El traumatólogo Luis Rafael Ramos, presidente de la Sociedad Española de Cirugía Ortopédica y Traumatología (Secot) expone que «el dolor de espalda es sinónimo del término raquialgia, y en función del lugar donde se localice hablaríamos de cervicalgia, dorsalgia o lumbalgia si se refiere a la región del cuello, a la dorsal o a la lumbar, respectivamente». Si esta molestia afecta a dos regiones, como a la dorsal y a la de los riñones, hablaríamos de dorso-lumbalgia. «Otro concepto es el de radiculalgia, que se refiere a un dolor lumbar en el trayecto de un nervio espinal. Cuando afecta al miembro superior hablamos de braquialgias y en el inferior de cruralgias y ciatalgias», aclara. La braquialgia es el término médico que se utiliza para referirse a un nervio pinzado en el cuello que causa un dolor repentino y prolongado en el brazo o el omóplato, mientras que en las cruralgias, la molestia se localiza en la cara anterior del muslo y se debe a la lesión del nervio crural o femoral. Las ciatalgias, más conocidas como ciáticas, provocan un dolor en la cara posterior de la pierna que puede llegar hasta el pie y se deben a la afectación del nervio ciático. 

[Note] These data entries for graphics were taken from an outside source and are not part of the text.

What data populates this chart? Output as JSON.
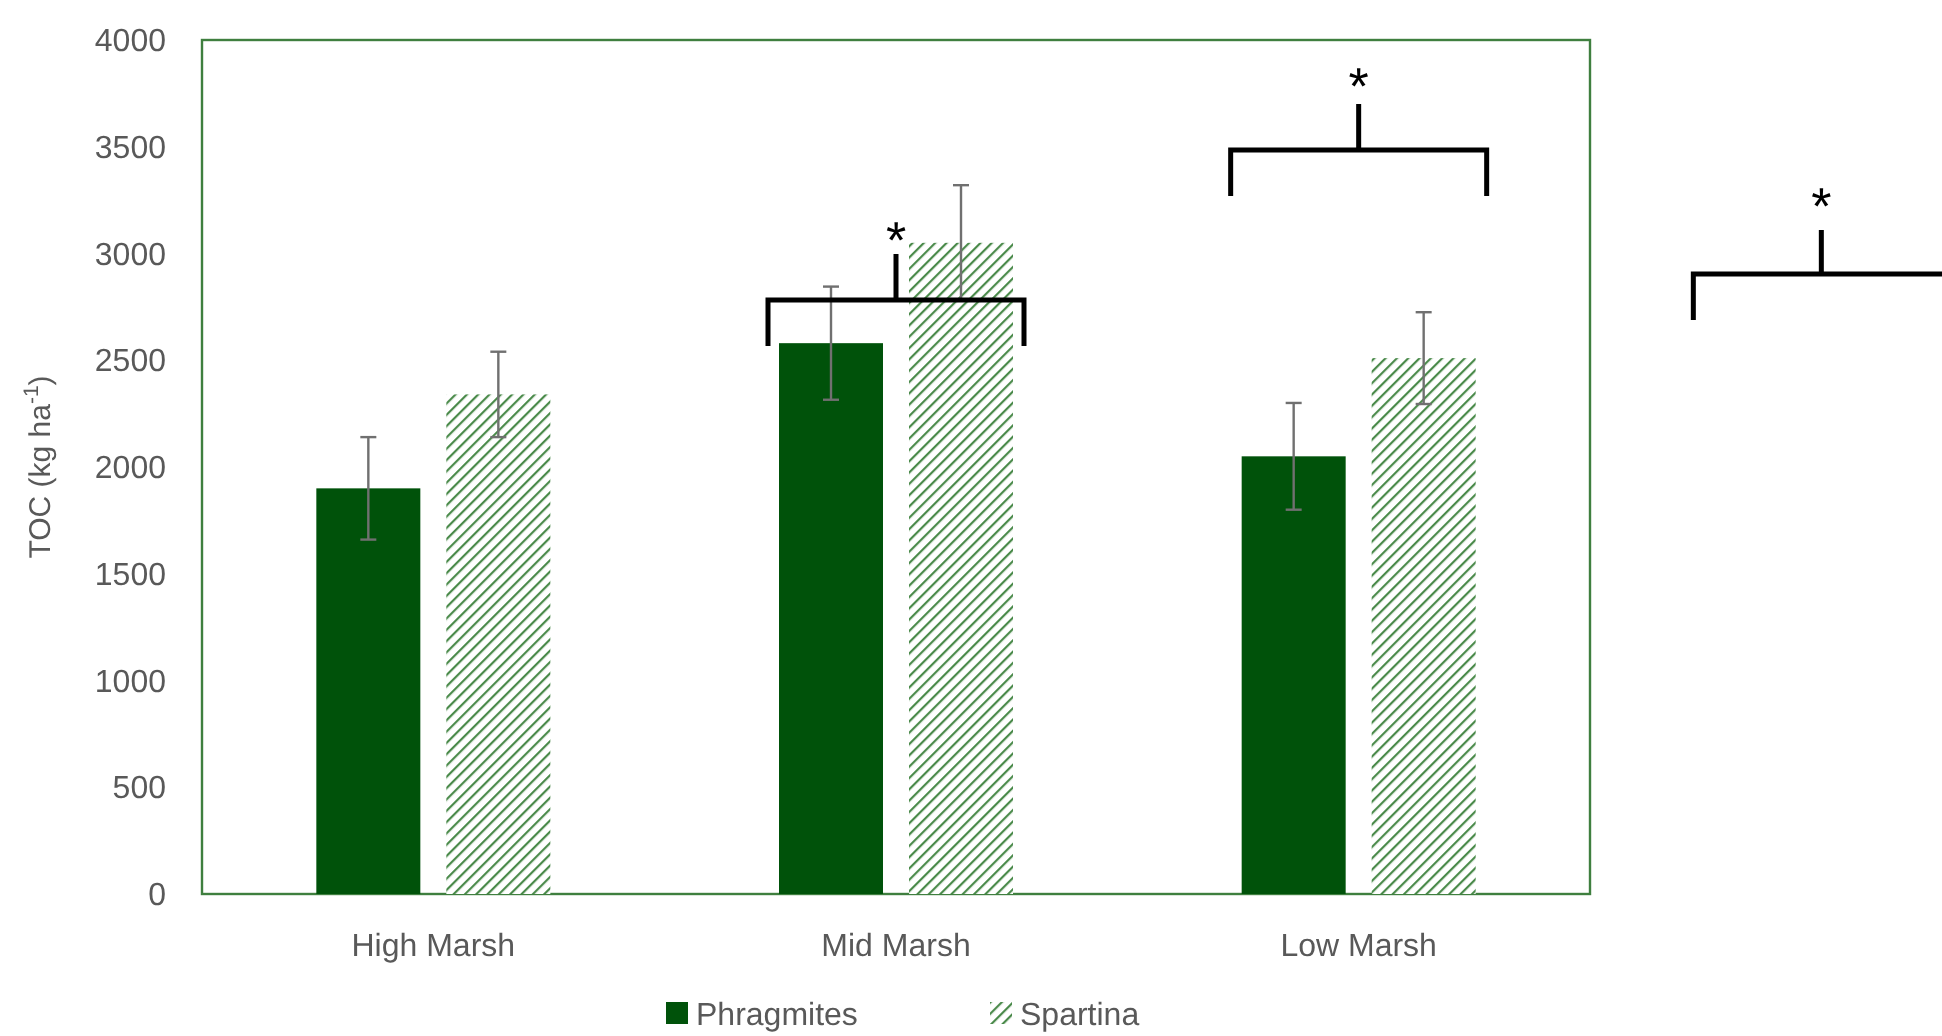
{
  "chart_data": {
    "type": "bar",
    "ylabel": "TOC (kg ha$^{-1}$)",
    "categories": [
      "High Marsh",
      "Mid Marsh",
      "Low Marsh"
    ],
    "series": [
      {
        "name": "Phragmites",
        "color": "#00520a",
        "values": [
          1900,
          2580,
          2050
        ],
        "errors": [
          240,
          265,
          250
        ]
      },
      {
        "name": "Spartina",
        "color": "#4a8a4a",
        "values": [
          2340,
          3050,
          2510
        ],
        "errors": [
          200,
          270,
          215
        ]
      }
    ],
    "ylim": [
      0,
      4000
    ],
    "yticks": [
      0,
      500,
      1000,
      1500,
      2000,
      2500,
      3000,
      3500,
      4000
    ],
    "grid": false,
    "legend": "bottom",
    "annotations": [
      "*",
      "*",
      "*"
    ]
  }
}
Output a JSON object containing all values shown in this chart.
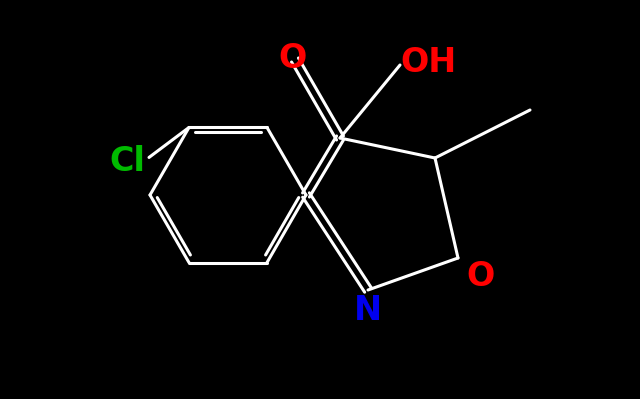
{
  "background_color": "#000000",
  "bond_color": "#ffffff",
  "atom_colors": {
    "O_carbonyl": "#ff0000",
    "OH": "#ff0000",
    "O_ring": "#ff0000",
    "N": "#0000ee",
    "Cl": "#00bb00"
  },
  "figsize": [
    6.4,
    3.99
  ],
  "dpi": 100,
  "font_size_atoms": 20,
  "line_width": 2.2
}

¿Cuáles son las causas de ese dolor?

Las causas de un dolor de espalda pueden ser múltiples. La mayoría son funcionales y se deben a esfuerzos o malas posturas. «Otras veces se deben a lesiones vertebrales de muy diferente naturaleza, desde artrosis a tumores, pero también a patologías relacionadas con el disco invertebral e incluso enfermedades distantes de la columna como puede ser un aneurisma abdominal, enfermedades del riñón, de la piel, etcétera», enuncia el presidente de la Secot.